The first thing to understand the difference between the two realities — the psychological one and the physical-material one — is the steps that mind takes in order to interpret reality. We should take the physical world as the first influence that subjects itself to acquire representation in order to be interpreted, as soon, we have figured out the three steps, physical reality, representation and interpretation. To delve our understanding we should skip the second step by now and assume that mind interprets the physical reality based on its own parameters. The way we physically describe a situation based on movements, forces interactions and Cartesian locations is far from the psychical version of the very scene. For that we ca come to memory as the first source of data. The remembering of a fact — except by some rare photographic memory cases — is based on our particular impressions about a former physical fact what opens us to tell thousands of versions of the same scene told by different view points, mainly, different interpretations of the same. The capability of mind to re-interpret and so recreate the fact comes from the simplest to the most complex situations. As example, we could take the action of a hand waving good-bye, that sharply could be described by the hand movement and the forces interactions involved, that without cultural charges and certain interpretation capability of the mind we wouldn’t be able to take a meaning out of that. The meaning that we take as the fact do not describe precisely the movement as itself nor the environment it went on, but, anyway, this interpretation or impression of a “good-bye sign” is what mind takes as the action itself and even what memory takes as main to keep.
The difference between the physical and the mental world is deeply set in most — “normal” — people even if it is only clearly noticed in some extreme-pathological situations. The disease we take as schizophrenia is where the mind-researches most perceive how the interaction between the being and the external world is distorted by the mind own interpretation. Once something that is not physically real turns to be mind real we come with the question if that is supposed to be treated as so. A classic situation that happens constantly among the yond children is when they turn to think that a monster is living in its wardrobe. The monster is not physically there and when the father opens the wardrobe and checks “Look, there’s nothing in there but clothes” we got wrongly to figure the supposed creature as unreal and probably a childish fear. So, we miss the fact. The adult that is said to be grown cannot distinguish that his view and the child’s view are in conflict between two different realities — the physical and the psychical realities, or we should call the conflict between two psychological realities. If for the child, even not physically real, the monster is there and interacts and, by some way, interacts with it how could we call it unreal once we take as the existing condition for anything the capability to interact with and affect reality? The monster affects the children and changes its own psychological reality, so we can’t assume this mental being as fairly unreal at all.

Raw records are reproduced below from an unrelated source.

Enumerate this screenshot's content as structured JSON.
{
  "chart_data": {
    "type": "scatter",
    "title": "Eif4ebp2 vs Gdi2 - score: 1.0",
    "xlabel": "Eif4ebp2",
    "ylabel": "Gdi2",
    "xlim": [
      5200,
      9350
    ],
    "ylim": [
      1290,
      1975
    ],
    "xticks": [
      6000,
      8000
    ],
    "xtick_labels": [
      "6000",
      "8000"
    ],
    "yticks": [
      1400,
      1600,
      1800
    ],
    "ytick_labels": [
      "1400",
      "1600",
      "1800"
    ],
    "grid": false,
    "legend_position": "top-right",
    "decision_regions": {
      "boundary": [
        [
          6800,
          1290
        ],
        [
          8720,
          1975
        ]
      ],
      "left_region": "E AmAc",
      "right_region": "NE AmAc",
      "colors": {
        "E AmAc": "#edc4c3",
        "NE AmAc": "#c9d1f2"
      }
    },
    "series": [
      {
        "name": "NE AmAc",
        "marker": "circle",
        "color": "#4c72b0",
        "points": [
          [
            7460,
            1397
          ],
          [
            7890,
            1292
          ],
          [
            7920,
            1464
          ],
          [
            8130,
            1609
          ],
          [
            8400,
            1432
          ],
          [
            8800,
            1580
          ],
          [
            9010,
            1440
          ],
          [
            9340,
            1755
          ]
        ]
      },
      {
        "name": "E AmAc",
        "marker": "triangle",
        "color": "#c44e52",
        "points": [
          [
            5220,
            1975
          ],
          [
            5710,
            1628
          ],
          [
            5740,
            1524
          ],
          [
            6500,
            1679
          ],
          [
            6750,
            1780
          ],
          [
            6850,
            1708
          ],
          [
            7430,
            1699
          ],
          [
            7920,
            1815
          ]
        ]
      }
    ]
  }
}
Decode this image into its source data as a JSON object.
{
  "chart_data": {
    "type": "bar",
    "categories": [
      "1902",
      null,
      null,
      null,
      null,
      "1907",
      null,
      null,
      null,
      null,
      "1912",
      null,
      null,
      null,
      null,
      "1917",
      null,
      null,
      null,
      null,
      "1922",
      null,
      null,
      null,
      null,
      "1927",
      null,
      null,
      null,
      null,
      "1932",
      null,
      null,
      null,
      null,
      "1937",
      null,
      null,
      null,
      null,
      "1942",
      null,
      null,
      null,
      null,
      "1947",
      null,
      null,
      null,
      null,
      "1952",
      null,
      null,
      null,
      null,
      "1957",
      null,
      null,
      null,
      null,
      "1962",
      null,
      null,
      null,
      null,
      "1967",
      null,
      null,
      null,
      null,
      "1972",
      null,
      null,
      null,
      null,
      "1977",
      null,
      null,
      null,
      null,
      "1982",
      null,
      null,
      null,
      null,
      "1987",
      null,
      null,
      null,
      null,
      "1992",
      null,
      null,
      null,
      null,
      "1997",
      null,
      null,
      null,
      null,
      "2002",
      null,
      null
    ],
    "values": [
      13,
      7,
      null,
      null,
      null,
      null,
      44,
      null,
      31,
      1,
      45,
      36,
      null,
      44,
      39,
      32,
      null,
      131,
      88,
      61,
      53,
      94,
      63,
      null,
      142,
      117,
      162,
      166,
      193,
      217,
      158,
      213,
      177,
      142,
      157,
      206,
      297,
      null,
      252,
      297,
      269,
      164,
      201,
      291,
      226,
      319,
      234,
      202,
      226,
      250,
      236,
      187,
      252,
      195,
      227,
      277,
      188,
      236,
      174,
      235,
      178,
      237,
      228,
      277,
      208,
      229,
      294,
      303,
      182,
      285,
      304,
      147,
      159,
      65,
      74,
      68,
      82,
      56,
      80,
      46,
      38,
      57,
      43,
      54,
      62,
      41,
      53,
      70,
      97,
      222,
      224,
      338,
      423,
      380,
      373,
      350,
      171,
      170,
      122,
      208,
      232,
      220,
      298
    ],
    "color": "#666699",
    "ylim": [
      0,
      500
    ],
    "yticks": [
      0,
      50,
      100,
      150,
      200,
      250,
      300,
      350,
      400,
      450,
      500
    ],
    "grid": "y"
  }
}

The way we sense and remember the physical world should be clearly different if we could interpret the physical reality directly, but we have to pass by the second step —at first skipped — we will call representation. The “good-bye sign” we talked about earlier is not affect due to simple interpretation but it is first distorted by its representation, which is neither up to the action nor the conscientious mind to elaborate. Another case we should take to delve, let’s suppose that someone is in a deep need to urinate and a barely-closed faucet is dripping water. At first step — physical scene — we describe the fact sharply as it is — a dripping faucet — but that is not how it comes to our conscientious mind to interpret. Before the fact comes to us it passes through our subconscious mind that relates the dripping water to our deep need to urinate and the fact doesn’t come to us as itself but associated with our deep need to urinate and representing to us this need before the fact itself. The facts don’t come to us only affected by our interpretations but also distorted by our feelings, emotions, drives and particular relations with the situation itself — these last filters are not up to our conscientious mind to apply but already come to us applied by our subconscious mind. This involuntary distortion is present in everyone’s interpretation in different degrees, what defines the schizophrenic condition is an extreme take-over of the representation over the conscientious mind. By extension, we could say that everyone is up to some schizophrenia even if not considered so. Even, what we call a more logical or scientific view of the world is the reduction of the subconscious filter — representation — close to its unperceptivity but never its disappearance. The question that comes to us at last is that: if we consider the excess of the subconscious filter a disease classified as schizophrenia, shouldn’t the sheer existence of the same also be pathology?
It can sound weird to logic that the excess of itself can be as its lack a disease to be considered.